|Human Research Program Gaps:
(1) FN-401:Food as a Physiological CM - Understand and develop strategies for use of food as a physiological countermeasure (for aspects such as radiation/oxidative stress, cardiovascular health, bone, SANS, exercise, immune, MicroHost) (IRP Rev M)
(2) SANS-202:Determine if genetic/metabolic/anatomic dispositions and biomarkers, and sex differences have a contributing role in the development of ocular manifestations (IRP Rev L)

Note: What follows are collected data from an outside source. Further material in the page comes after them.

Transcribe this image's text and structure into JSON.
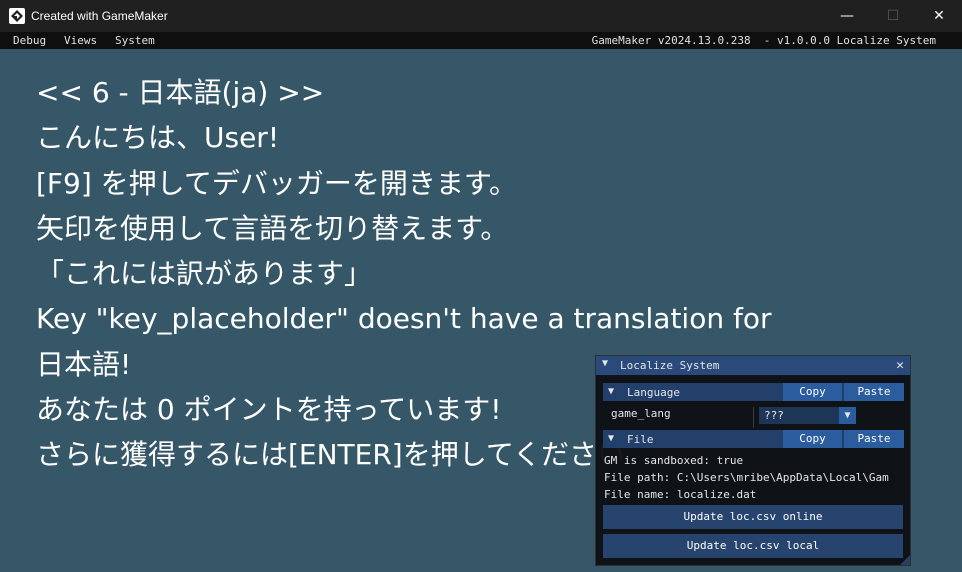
{
  "window": {
    "title": "Created with GameMaker",
    "controls": {
      "minimize": "—",
      "maximize": "☐",
      "close": "✕"
    }
  },
  "menubar": {
    "items": [
      "Debug",
      "Views",
      "System"
    ],
    "right_text": "GameMaker v2024.13.0.238  - v1.0.0.0 Localize System"
  },
  "main": {
    "lines": [
      "<< 6 - 日本語(ja) >>",
      "こんにちは、User!",
      "[F9] を押してデバッガーを開きます。",
      "矢印を使用して言語を切り替えます。",
      "「これには訳があります」",
      "Key \"key_placeholder\" doesn't have a translation for",
      "日本語!",
      "あなたは 0 ポイントを持っています!",
      "さらに獲得するには[ENTER]を押してください"
    ]
  },
  "panel": {
    "title": "Localize System",
    "close_glyph": "✕",
    "collapse_glyph": "▼",
    "language_section": {
      "label": "Language",
      "copy_label": "Copy",
      "paste_label": "Paste",
      "field_label": "game_lang",
      "combo_value": "???",
      "combo_glyph": "▼"
    },
    "file_section": {
      "label": "File",
      "copy_label": "Copy",
      "paste_label": "Paste",
      "lines": [
        "GM is sandboxed: true",
        "File path: C:\\Users\\mribe\\AppData\\Local\\Gam",
        "File name: localize.dat"
      ]
    },
    "buttons": {
      "online": "Update loc.csv online",
      "local": "Update loc.csv local"
    }
  },
  "colors": {
    "background": "#365767",
    "titlebar": "#202020",
    "menubar": "#0f0f0f",
    "panel_title": "#294a7a",
    "button": "#2b5c9e"
  }
}
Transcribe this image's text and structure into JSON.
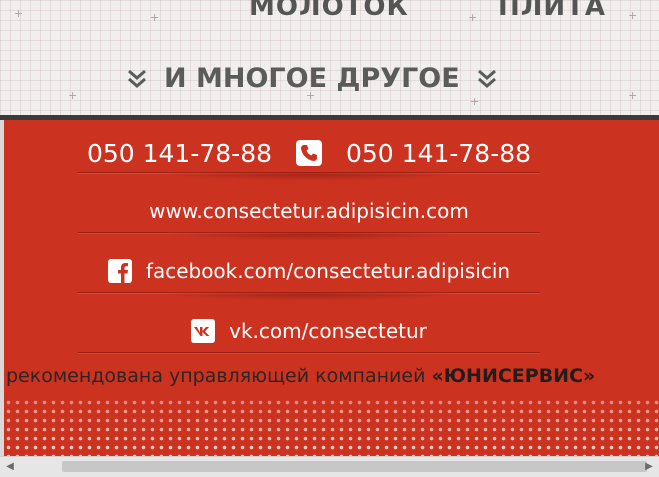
{
  "top_section": {
    "items": [
      "МОЛОТОК",
      "ПЛИТА"
    ],
    "more_label": "И МНОГОЕ ДРУГОЕ"
  },
  "contacts": {
    "phone_left": "050 141-78-88",
    "phone_right": "050 141-78-88",
    "website": "www.consectetur.adipisicin.com",
    "facebook": "facebook.com/consectetur.adipisicin",
    "vk": "vk.com/consectetur"
  },
  "footer": {
    "text": "рекомендована управляющей компанией ",
    "company": "«ЮНИСЕРВИС»"
  },
  "colors": {
    "accent_red": "#cc3220",
    "light_bg": "#f1eeee",
    "dark_line": "#3e3a39"
  },
  "icons": {
    "phone": "phone-icon",
    "facebook": "facebook-icon",
    "vk": "vk-icon",
    "chevron": "double-chevron-down-icon"
  }
}
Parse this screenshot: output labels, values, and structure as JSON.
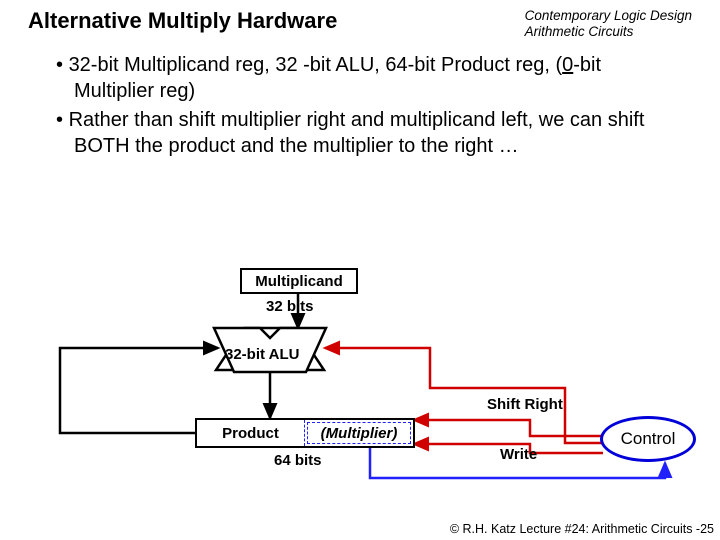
{
  "header": {
    "title": "Alternative Multiply Hardware",
    "course_line1": "Contemporary Logic Design",
    "course_line2": "Arithmetic Circuits"
  },
  "bullets": {
    "b1_pre": "32-bit Multiplicand reg, 32 -bit ALU, 64-bit Product reg,  (",
    "b1_u": "0",
    "b1_post": "-bit Multiplier reg)",
    "b2": "Rather than shift multiplier right and multiplicand left, we can shift BOTH the product and the multiplier to the right …"
  },
  "diagram": {
    "multiplicand": "Multiplicand",
    "bits32": "32 bits",
    "alu": "32-bit ALU",
    "product": "Product",
    "multiplier": "(Multiplier)",
    "bits64": "64 bits",
    "shift_right": "Shift Right",
    "write": "Write",
    "control": "Control"
  },
  "footer": "© R.H. Katz   Lecture #24: Arithmetic Circuits -25"
}
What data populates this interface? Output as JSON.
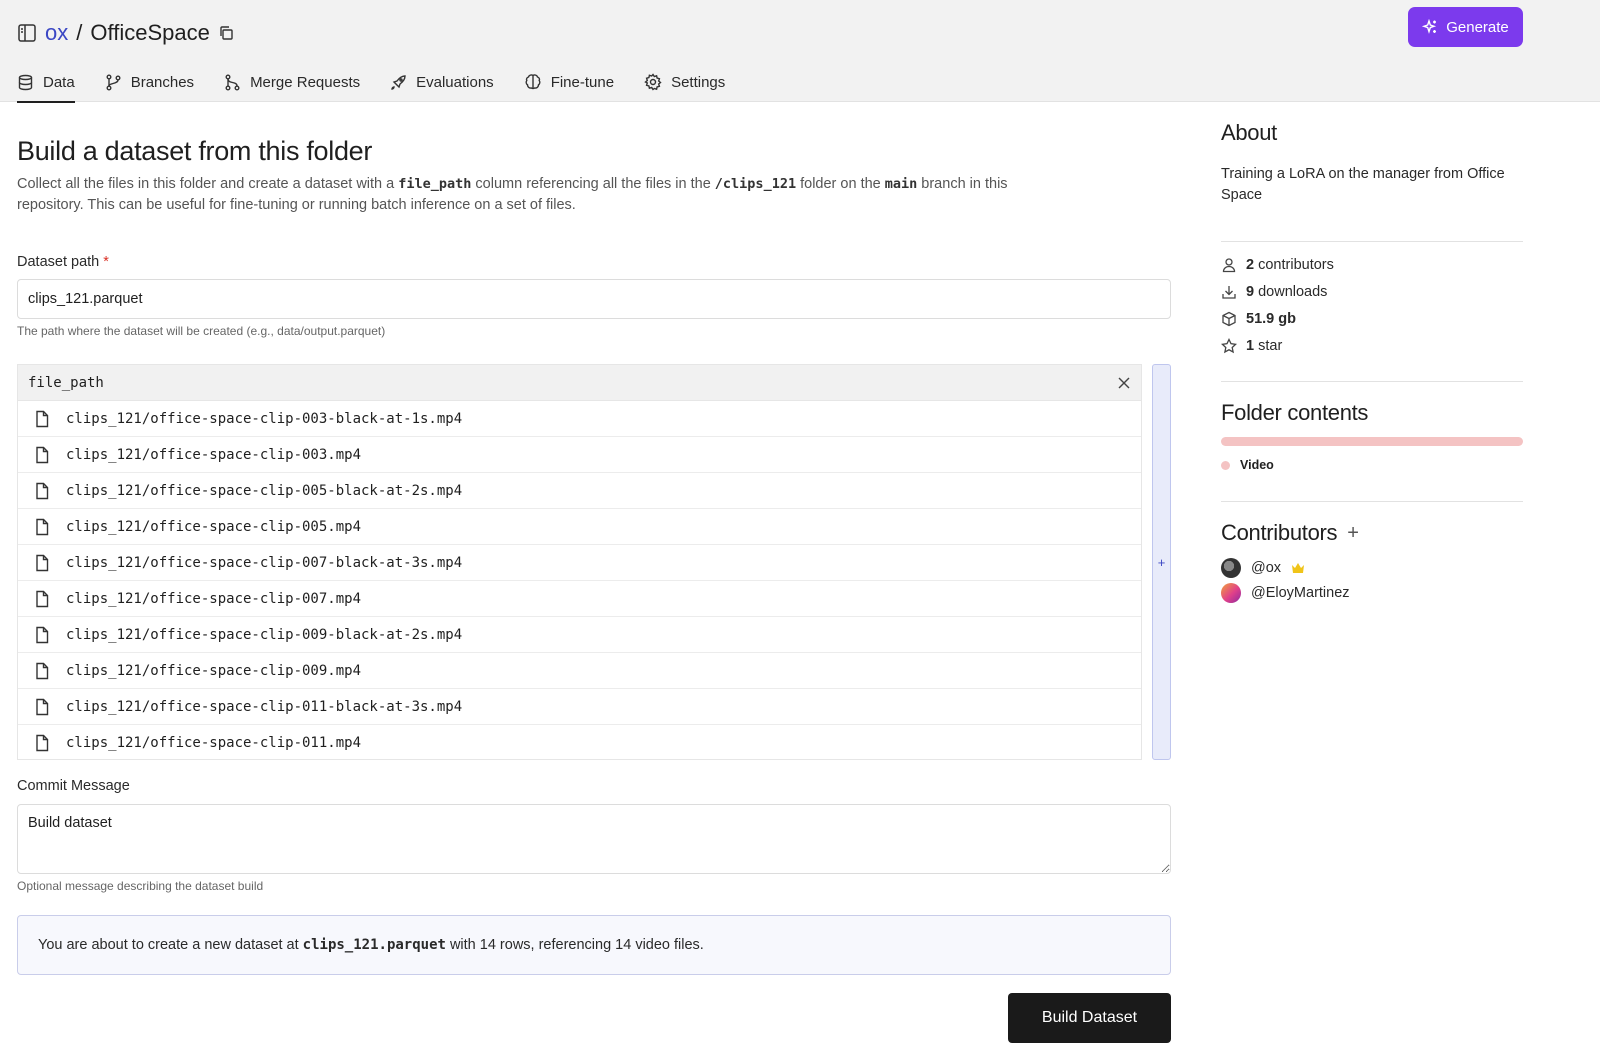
{
  "header": {
    "owner": "ox",
    "separator": "/",
    "repo": "OfficeSpace",
    "generate_label": "Generate"
  },
  "tabs": [
    {
      "label": "Data",
      "icon": "database-icon",
      "active": true
    },
    {
      "label": "Branches",
      "icon": "branch-icon",
      "active": false
    },
    {
      "label": "Merge Requests",
      "icon": "merge-icon",
      "active": false
    },
    {
      "label": "Evaluations",
      "icon": "rocket-icon",
      "active": false
    },
    {
      "label": "Fine-tune",
      "icon": "brain-icon",
      "active": false
    },
    {
      "label": "Settings",
      "icon": "gear-icon",
      "active": false
    }
  ],
  "main": {
    "title": "Build a dataset from this folder",
    "desc_parts": {
      "p1": "Collect all the files in this folder and create a dataset with a ",
      "code1": "file_path",
      "p2": " column referencing all the files in the ",
      "code2": "/clips_121",
      "p3": " folder on the ",
      "code3": "main",
      "p4": " branch in this repository. This can be useful for fine-tuning or running batch inference on a set of files."
    },
    "dataset_path_label": "Dataset path",
    "required_mark": "*",
    "dataset_path_value": "clips_121.parquet",
    "dataset_path_hint": "The path where the dataset will be created (e.g., data/output.parquet)",
    "table": {
      "column": "file_path",
      "rows": [
        "clips_121/office-space-clip-003-black-at-1s.mp4",
        "clips_121/office-space-clip-003.mp4",
        "clips_121/office-space-clip-005-black-at-2s.mp4",
        "clips_121/office-space-clip-005.mp4",
        "clips_121/office-space-clip-007-black-at-3s.mp4",
        "clips_121/office-space-clip-007.mp4",
        "clips_121/office-space-clip-009-black-at-2s.mp4",
        "clips_121/office-space-clip-009.mp4",
        "clips_121/office-space-clip-011-black-at-3s.mp4",
        "clips_121/office-space-clip-011.mp4"
      ],
      "add_column_label": "+"
    },
    "commit_label": "Commit Message",
    "commit_value": "Build dataset",
    "commit_hint": "Optional message describing the dataset build",
    "info": {
      "p1": "You are about to create a new dataset at",
      "code": "clips_121.parquet",
      "p2": "with 14 rows, referencing 14 video files."
    },
    "build_label": "Build Dataset"
  },
  "sidebar": {
    "about_title": "About",
    "about_text": "Training a LoRA on the manager from Office Space",
    "stats": [
      {
        "icon": "user-icon",
        "value": "2",
        "label": " contributors"
      },
      {
        "icon": "download-icon",
        "value": "9",
        "label": " downloads"
      },
      {
        "icon": "box-icon",
        "value": "51.9 gb",
        "label": ""
      },
      {
        "icon": "star-icon",
        "value": "1",
        "label": " star"
      }
    ],
    "folder_title": "Folder contents",
    "folder_legend": "Video",
    "contributors_title": "Contributors",
    "contributors_add": "+",
    "contributors": [
      {
        "name": "@ox",
        "crown": true
      },
      {
        "name": "@EloyMartinez",
        "crown": false
      }
    ]
  },
  "colors": {
    "accent": "#7c3aed",
    "link": "#3b47c4",
    "video": "#f4c3c3",
    "crown": "#f0c419"
  }
}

|| Some astronauts on International Space Station (ISS) missions have experienced ophthalmic pathologies including optic disc edema, part of what is characterized as Spaceflight Associated Neuro-ocular Syndrome (SANS). While the precise cause for the optic disc edema is not known, it is likely that there are multiple contributing factors, including genetic and environmental factors that may affect the response to headward fluid shifts. Biochemical evidence reveals that crewmembers with optic disc edema have higher circulating concentrations of at least 4 metabolites from the one-carbon metabolic pathway before, during, and after flight compared to astronauts that did not develop optic disc edema. B-vitamin status at landing and the presence of specific one-carbon pathway single nucleotide polymorphism (SNP) alleles were significant predictors for the incidence of astronaut ophthalmic pathologies, including optic disc edema, choroidal folds, and cotton wool spots. When looking at the individual SNPs, the G allele of methionine synthase reductase (MTRR, rs1801394) A66G, and the C allele of serine hydroxymethyltransferase-1 (SHMT1, rs1979277) C1420T, were associated with higher incidence of ophthalmic findings after flight compared to those with the A or T alleles.
In ground analog studies, end-tidal CO2, a reflection of arterial CO2, response to acute head-down tilt (HDT) bed rest and CO2 exposure was related to G and C alleles of MTRR A66G and SHMT1 C1420T and B-vitamin status. Supportive of this, these same alleles were related to the presence of optic disc edema in different bed rest subjects. Subjects were exposed to strict 6°-HDT bed rest and 0.5% CO2 for 30 days and 5 out of 11 subjects developed optic disc edema. The number of G and C alleles were found to be associated with the change in total retina thickness (ΔTRT), a quantitative measure of optic disc edema. Based on our data, differences in genetics and altered one-carbon biochemistry before flight support that one-carbon metabolism may be involved.
We hypothesize that genetics and B-vitamin status are indispensable elements of this phenomenon, along with other potential factors. Dietary B-vitamin insufficiencies and variants in genes involved in the one-carbon metabolic pathway can contribute to lower B-vitamin status and pathway inefficiency, which can affect numerous outcomes, including nitric oxide (NO) production and endothelial function.
To that end, we propose a nutraceutical containing bioactive B-vitamins as a countermeasure to optimize function of the one-carbon pathway and prevent or mitigate optic disc edema during spaceflight.
This proposal aims to test the hypotheses that one-carbon pathway genetics can predispose an individual to SANS pathologies during flight, and that this effect may be prevented or mitigated through supplementation of vitamins that can affect one-carbon pathway function.
The hypothesis will be tested in the following specific aims:
1. Determine whether provision of a daily nutraceutical containing 5-methyltetrahydrofolate (5-MTHF), pyridoxine, methylcobalamin (vitamin B12), and riboflavin prevents or mitigates SANS pathology (significant ΔTRT) compared to astronauts who did not take the supplement in previously flown astronauts with available TRT data.
2. Determine one-carbon pathway SNP profiles in all participating astronauts being supplemented, and assess whether individuals with 3-4 risk alleles for MTRR A66G and SHMT1 C1420T polymorphisms have greater mitigation of ΔTRT during and after spaceflight.
3. Determine whether subjects with 3-4 risk alleles exhibit differences in biomarkers of endothelial function, compared to subjects with 0-2 risk alleles.
We propose to provide the nutraceutical countermeasure to all participating crewmembers before and during flight, and we will assess whether the supplement provides greater mitigation of changes in TRT in individuals with 3-4 risk alleles. We will include assessments of ocular health, along with determinants of vascular endothelial function, advanced glycation end products, and nutritional status and one carbon biochemistry. These additional measures will be critical for the further definition of the causes of SANS, and in understanding the effect of the countermeasure. Finally, the supplemented subjects in this study will be compared against TRT data from previously flown astronauts known to have not taken supplements during their missions.